A small animalivorous mammal from the Paleogene of South America and the ancestral dental pattern of South American metatherians
摘要
“Peradectoids” are among the most discussed extinct metatherians, primarily due to their uncertain affinities. Among South American localities, the Itaboraí Basin (late Paleocene-early Eocene), southeastern Brazil, preserves a minimum of five genera and seven species of putative “peradectoids”. Among them, a small-sized taxon, Lonchotrigonatus osvaldoi gen. et sp. nov., is described based on dental features. A phylogenetic analysis recovered it, other Itaboraí “peradectoids” (Bergqvistherium and Procaroloameghinia), and the Australian Archaeonothos within a clade, here informally named the southern peradectoid clade. These taxa did not form a clade with Peradectidae, which was also not recovered as a clade.
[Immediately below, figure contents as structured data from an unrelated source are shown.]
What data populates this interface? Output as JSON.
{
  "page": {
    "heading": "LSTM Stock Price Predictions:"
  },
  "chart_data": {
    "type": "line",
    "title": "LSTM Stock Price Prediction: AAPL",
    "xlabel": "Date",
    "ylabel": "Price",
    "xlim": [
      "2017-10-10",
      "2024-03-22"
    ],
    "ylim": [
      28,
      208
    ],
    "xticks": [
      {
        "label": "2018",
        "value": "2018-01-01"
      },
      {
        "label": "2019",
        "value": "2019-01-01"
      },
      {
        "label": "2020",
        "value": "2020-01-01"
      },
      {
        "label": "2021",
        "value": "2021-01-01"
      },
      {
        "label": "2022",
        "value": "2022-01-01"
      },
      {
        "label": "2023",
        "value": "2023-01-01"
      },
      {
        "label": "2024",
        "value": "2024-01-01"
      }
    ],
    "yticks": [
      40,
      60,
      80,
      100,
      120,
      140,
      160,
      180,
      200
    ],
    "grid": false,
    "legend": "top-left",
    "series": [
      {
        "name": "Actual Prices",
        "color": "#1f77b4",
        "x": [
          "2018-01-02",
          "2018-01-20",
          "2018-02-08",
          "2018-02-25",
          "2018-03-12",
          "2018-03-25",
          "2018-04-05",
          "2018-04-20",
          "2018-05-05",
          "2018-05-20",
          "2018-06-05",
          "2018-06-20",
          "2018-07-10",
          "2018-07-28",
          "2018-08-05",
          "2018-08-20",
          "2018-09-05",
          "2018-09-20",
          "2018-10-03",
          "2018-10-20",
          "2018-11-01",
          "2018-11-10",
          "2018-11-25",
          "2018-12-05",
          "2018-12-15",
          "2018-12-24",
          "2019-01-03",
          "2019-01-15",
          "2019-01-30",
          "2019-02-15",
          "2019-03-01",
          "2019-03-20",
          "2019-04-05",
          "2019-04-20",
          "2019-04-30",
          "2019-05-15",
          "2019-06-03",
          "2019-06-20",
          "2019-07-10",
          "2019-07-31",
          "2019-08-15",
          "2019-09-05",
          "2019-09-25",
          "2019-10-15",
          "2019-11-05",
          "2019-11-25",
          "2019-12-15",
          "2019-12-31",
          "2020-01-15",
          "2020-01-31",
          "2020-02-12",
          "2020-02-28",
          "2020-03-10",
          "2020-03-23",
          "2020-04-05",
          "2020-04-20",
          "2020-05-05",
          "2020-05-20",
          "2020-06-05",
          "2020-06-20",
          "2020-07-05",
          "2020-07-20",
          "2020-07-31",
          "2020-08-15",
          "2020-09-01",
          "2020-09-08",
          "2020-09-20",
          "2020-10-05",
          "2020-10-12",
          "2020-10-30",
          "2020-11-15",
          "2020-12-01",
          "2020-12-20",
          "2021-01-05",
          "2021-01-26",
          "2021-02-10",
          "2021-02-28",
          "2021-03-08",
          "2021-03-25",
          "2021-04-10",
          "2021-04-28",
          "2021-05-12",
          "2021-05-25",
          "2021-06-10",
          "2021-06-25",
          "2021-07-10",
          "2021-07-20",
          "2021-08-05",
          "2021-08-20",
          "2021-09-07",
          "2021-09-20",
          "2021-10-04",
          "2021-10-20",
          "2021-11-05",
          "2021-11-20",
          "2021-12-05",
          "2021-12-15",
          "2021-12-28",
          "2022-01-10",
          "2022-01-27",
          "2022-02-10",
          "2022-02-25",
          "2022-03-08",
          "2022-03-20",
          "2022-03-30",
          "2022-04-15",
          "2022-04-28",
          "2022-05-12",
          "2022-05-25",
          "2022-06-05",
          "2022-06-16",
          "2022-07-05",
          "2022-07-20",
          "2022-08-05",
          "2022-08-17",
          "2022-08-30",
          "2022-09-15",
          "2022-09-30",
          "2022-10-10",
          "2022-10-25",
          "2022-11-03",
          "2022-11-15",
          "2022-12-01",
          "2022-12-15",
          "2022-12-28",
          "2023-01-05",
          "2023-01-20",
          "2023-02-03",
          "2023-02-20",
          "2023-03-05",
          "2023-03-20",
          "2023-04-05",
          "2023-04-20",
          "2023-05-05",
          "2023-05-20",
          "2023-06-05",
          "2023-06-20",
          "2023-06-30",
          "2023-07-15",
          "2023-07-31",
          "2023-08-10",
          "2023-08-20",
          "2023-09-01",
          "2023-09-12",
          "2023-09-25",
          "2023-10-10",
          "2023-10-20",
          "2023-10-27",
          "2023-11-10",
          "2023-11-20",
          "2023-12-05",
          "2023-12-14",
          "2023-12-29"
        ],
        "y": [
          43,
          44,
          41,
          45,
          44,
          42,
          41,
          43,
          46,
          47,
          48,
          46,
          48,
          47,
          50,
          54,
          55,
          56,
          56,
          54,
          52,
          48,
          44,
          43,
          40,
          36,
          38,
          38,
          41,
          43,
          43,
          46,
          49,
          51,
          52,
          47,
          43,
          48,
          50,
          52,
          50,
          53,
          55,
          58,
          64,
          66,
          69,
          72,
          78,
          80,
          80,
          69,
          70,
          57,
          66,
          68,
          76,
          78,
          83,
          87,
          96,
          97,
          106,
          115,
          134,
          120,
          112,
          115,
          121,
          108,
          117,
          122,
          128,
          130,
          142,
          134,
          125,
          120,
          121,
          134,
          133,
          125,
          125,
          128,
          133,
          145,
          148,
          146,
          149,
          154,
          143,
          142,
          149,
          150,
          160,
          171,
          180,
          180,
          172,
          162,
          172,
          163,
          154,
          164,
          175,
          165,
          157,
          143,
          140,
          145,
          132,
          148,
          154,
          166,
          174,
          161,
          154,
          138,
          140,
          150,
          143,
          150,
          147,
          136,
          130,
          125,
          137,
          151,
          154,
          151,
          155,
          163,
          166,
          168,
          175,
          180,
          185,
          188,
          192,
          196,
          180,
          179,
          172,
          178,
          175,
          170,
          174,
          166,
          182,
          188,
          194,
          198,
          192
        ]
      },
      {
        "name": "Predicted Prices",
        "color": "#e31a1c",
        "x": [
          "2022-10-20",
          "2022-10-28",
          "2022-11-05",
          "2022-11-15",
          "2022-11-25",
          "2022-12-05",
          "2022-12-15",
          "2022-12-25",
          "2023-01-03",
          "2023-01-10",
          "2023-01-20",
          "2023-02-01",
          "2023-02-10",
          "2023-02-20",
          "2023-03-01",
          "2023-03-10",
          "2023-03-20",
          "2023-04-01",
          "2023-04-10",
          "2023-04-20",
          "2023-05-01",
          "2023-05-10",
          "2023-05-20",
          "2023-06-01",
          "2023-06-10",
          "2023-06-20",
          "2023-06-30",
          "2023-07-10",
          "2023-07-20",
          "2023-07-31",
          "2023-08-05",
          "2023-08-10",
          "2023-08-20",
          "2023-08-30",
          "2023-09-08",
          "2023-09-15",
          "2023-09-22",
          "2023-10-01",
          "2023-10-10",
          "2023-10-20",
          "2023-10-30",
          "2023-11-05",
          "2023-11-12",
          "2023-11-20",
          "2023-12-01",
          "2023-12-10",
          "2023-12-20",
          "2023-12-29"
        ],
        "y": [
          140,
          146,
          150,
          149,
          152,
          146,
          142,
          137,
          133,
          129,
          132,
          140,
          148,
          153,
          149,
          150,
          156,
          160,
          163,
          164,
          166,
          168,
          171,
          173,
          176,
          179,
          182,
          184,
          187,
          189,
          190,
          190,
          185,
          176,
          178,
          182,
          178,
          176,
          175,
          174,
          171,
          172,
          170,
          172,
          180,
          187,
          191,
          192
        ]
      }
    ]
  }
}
The analysis suggests a late Campanian maximum origin for the clade comprising Peradectidae and Sudameridelphia. The cf. “Peradectes” austrinum from Tiupampa has a similar dental pattern to the ancestral lineage of Sudameridelphia, with the latter evolving from a common ancestor with a broad stylar shelf, straight centrocrista, and subequal paracone and metacone. Southern peradectoids share more dental features with notometatherians such as “herpetotheriids” than with northern “peradectoids”. Multiple South American clades comprise the early Eocene Australian fauna from Tingamarra. The early southern peradectoids occupied the role of generalized faunivores (insectivores-carnivores), especially at Itaboraí and Tingamarra, with Lonchotrigonatus and Archaeonothos as small-sized predators.